FIG. 1 is an overall ranking graph comparing accuracy and absolute fidelity of models over a training set and a testing set;

fig. 2 is a graph of accuracy versus tester predictions AIP, AMP, AHP, ACP, ADP, AMP, IMP and NUP.

Detailed Description

In order to make the objects, technical solutions and advantages of the present invention more apparent, the following detailed description of the specific embodiments of the present invention will be given with reference to the accompanying drawings. The examples are not to be construed as limiting the specific techniques or conditions described in the literature in this field or as per the specifications of the product. The reagents or apparatus used were conventional products commercially available without the manufacturer's attention.

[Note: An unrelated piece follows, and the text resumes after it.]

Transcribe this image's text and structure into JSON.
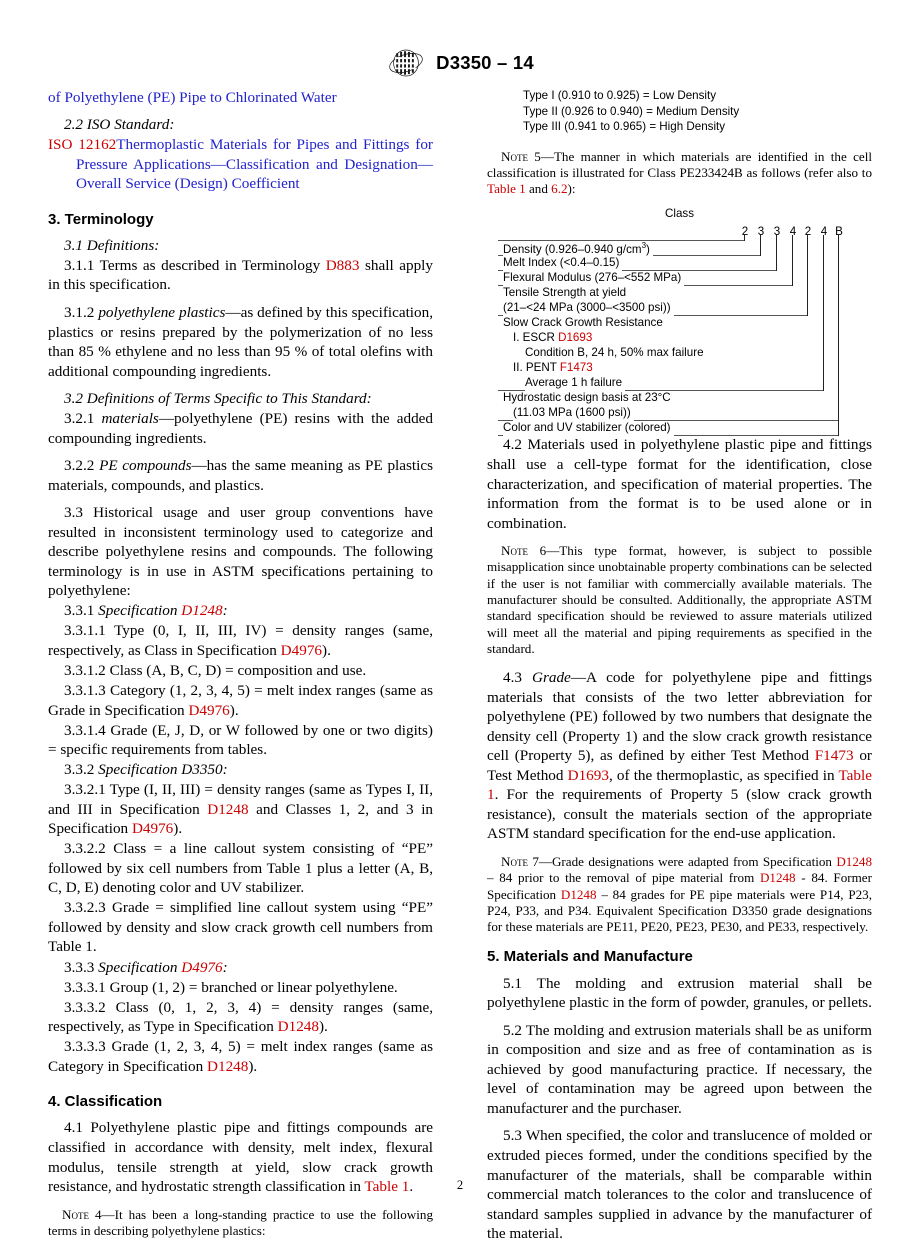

The database information used in the implementation of the invention is as follows:

DRAMP: antibacterial peptide database, website http:// drain. Cpu-bioin for. Org/;

AntiCP: anticancer peptide database, website https:// webs. Iiitd. Edu. In/raghava/anti-icp 2/;

PreAIP: the website http:// kurta14. Bio. Kurtech. Ac. Jp/PreAIP/;

mAHTPred: the website http:// the gleelab. Org/mAHTPred;

BioDADpep: the bioinformatics database of antidiabetic peptides, website http:// omicsbase. Com/BioDADPep/;

uniprot (Swiss-prot): protein database, website https:// www.uniprot.org/.

Example 1

S1, data set construction and data preprocessing

S1-1, determining a reference data set: the literature search was performed using 'bioactive peptide' as a keyword, and 8 functional peptides related to health, namely, antibacterial peptide (AMP), anticancer peptide (ACP), anti-inflammatory peptide (AIP), antihypertensive peptide (AHP), antidiabetic peptide (ADP), antioxidant peptide (AOP), immunomodulatory peptide (IMP) and neuroactive peptide (NUP), were collected from the literature, and the present invention used eight bioactive peptides (AMPs, ACPs, AIPs, AHPs, ADPs, AOPs, IMPs and NUPs) in an amount >500 to train the deep learning model since a small amount of functional peptide data was insufficient to train the deep learning model.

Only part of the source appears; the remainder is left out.